Thursday, June 26, 2008


Stephen Castles is the other half of one of the early seminal works on the politics of migration, The Age of Migration: International Population Movements in the Modern World. Listen to his public lecture here. The lecture neatly summarises the different aspects of migration, stressing a need for an interdisciplinary approach.
Crossing a national border may seem a simple enough act for an individual – a matter of course in a globalising world.

But it is actually part of one of the great dramas of our time: the contradiction between the national principle upon which the sovereignty of states is founded, and the transnational principle of global mobility.

States try to control flows of people – it is a vestige of sovereignty at a time when liberalised markets erode the power of states to regulate corporations, manage labour markets and maintain welfare states.

Employers, by contrast, want to draw freely on a global labour force. The states versus markets dilemma is escapable.

Where the policy-makers get it wrong, the result is irregular migration: 12 million irregular migrants in the USA, 3-7 million in Europe, over a million in Malaysia.

Irregularity suits some employers well, but means exploitation of workers, undermining of labour standards for competing local workers, and erosion of the rule of law.

States, however, are more concerned about supposed security threats through uncontrolled migration, economic inefficiency through survival of marginal firms, and the popular backlash against immigration.

Discourse on emigration in the Philippines is still very much framed through modern (i.e. nationalist) lenses. Every able-bodied, often well-educated, emigrant is seen as a national loss. While we may beat our chests over these perceived national losses, the globalisation of labour markets is, for the moment, inevitable (if not irreversible). When everything else has gone global - ideas, goods, patterns of consumption, culture and production, labour is perhaps the most problematic for both sending and receiving countries. Some problematics arise from issues of political identity, bounded by citizenship and its relationship with the nation-state, issues of international development and a globalised milieu of wealth-creation, issues of human rights protection and of justice.
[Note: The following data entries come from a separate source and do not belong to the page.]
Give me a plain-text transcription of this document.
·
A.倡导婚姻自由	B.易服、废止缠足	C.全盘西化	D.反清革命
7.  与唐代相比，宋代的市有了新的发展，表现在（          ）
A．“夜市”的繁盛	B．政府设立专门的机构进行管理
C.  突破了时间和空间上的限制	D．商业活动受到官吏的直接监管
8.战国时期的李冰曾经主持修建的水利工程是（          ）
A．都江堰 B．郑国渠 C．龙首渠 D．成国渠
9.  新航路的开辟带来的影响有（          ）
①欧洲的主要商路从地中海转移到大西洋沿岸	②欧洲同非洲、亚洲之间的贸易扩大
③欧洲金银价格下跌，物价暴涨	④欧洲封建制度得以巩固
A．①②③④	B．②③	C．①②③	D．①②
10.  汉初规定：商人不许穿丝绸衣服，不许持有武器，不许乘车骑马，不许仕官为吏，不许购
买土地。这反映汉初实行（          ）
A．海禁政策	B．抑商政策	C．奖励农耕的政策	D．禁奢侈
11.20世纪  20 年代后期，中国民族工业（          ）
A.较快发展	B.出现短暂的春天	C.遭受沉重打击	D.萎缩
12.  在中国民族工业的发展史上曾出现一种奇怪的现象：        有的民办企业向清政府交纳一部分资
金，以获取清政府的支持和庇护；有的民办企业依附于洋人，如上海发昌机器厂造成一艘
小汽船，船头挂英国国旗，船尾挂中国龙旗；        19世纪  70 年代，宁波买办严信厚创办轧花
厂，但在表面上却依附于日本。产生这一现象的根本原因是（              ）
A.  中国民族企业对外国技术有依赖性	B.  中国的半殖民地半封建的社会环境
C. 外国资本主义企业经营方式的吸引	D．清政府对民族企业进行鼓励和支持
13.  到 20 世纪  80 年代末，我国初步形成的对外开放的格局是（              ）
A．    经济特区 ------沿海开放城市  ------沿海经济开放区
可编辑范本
The Philippine nation-state building project is still incomplete - and simultaneously it must find a way to deal with the postmodernising world in which it is perhaps irreversibly embedded.

The 2nd Global Forum on Migration and Development will be held in Manila on October. If it is open to the public, you might want to go.

Edited to add:

The Philippines, of course, has special mention. INTERESTING analysis and interpretation.

Asked whether he can cite instances of policy "success with" regard to migration, Castles responds: "The Philippines has had a mass emigration policy for years and years. It was started by the Marcos dictatorship deliberately to get rid of the forces of change, not to develop the country. With migration instead of development, I think it always has been in the Philippines."